Advisors typically use a risk tolerance questionnaire to make that assessment, and now there is a new one on the market, developed by Finworx, based on the tenets of behavioral finance.

The Finworx360 questionnaire asks 5-17 risk questions and 7-8 behavioral bias questions in order to develop a client risk profile that the advisor can use to create an investment strategy and help develop a trusting relationship.

The questions are designed to gauge a client’s view of investment gains vs. losses and of protecting savings vs. collecting higher returns, as well as their tolerance for long-term drawdowns and willingness to borrow in order to have more funds to invest. Most questions are investment-related, but there is also one about a client’s employment preference — a job with a big company or one with a startup that pays more but is less secure.

Finworx says its risk assessment tools differ from others because it focuses more on a client’s willingness to take risk rather than his or her ability to take risk, resulting in a report of risk preferences and behavioral biases toward investments. It appears to be less about personal feelings than the Financial DNA risk assessment tool, which measures 16 behavioral biases, and more comprehensive than the Riskalyze questionnaire, which yields a single risk tolerance number that can be overlaid on portfolios.
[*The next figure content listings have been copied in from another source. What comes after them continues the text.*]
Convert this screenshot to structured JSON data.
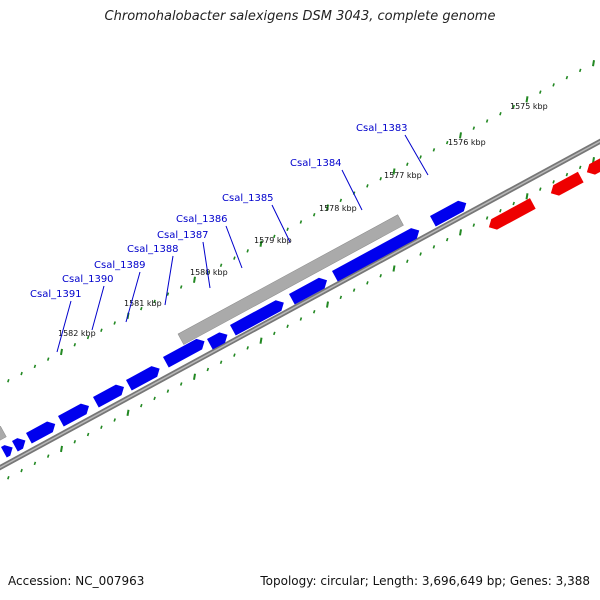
{
  "title": "Chromohalobacter salexigens DSM 3043, complete genome",
  "footer": {
    "accession": "Accession: NC_007963",
    "summary": "Topology: circular; Length: 3,696,649 bp; Genes: 3,388"
  },
  "colors": {
    "gene_forward": "#0000ee",
    "gene_reverse": "#ee0000",
    "gene_other": "#aaaaaa",
    "backbone": "#777777",
    "ticks": "#228822",
    "labels": "#0000cc"
  },
  "ruler": [
    {
      "label": "1575 kbp"
    },
    {
      "label": "1576 kbp"
    },
    {
      "label": "1577 kbp"
    },
    {
      "label": "1578 kbp"
    },
    {
      "label": "1579 kbp"
    },
    {
      "label": "1580 kbp"
    },
    {
      "label": "1581 kbp"
    },
    {
      "label": "1582 kbp"
    }
  ],
  "genes": [
    {
      "label": "Csal_1383"
    },
    {
      "label": "Csal_1384"
    },
    {
      "label": "Csal_1385"
    },
    {
      "label": "Csal_1386"
    },
    {
      "label": "Csal_1387"
    },
    {
      "label": "Csal_1388"
    },
    {
      "label": "Csal_1389"
    },
    {
      "label": "Csal_1390"
    },
    {
      "label": "Csal_1391"
    }
  ]
}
The Finworx questionnaire generates a report with details on a client’s risk tolerance and biases plus the identification of an investor persona, which advisors can then use to design portfolios and segment clients for communications and marketing purposes.

A client will fall into one of four personas:

  • the guardian, who values wealth preservation above all else

  • the inspector, who is more logical and focuses on what’s working in the market

  • the chief, who is more focused on growth

  • the outlaw, who is an independent thinker who tends to be contrarian

But even then there can be some nuance when answers to questionnaire queries don’t fit neatly with the persona a client has been assigned. Those inconsistencies can be used by advisors to have a “richer conversation” with clients,” says Jeremy Floyd, FinWorx president and CEO.

Victor Gaxiola, a vice president of the firm and former financial advisor, says Finworx360 can be used in annual reviews with clients and as a means to assess prospective clients, to see if they’re a good fit with an advisor’s practice.

Advisors can try out the Finworx360 in a free two-week trial with limited access of up to five surveys. Afterward the costs are $924 a year for 100 survey completions (equivalent $77 a month) or $1164 ($97 a month) for 500 survey completions. Advisors can also get a monthly subscriptions for slightly more — $97 for 100 surveys and $147 for 500. These costs are generally less than those charged by Riskalyze and equivalent to the Starter Package from Financial DNA ($75 per month).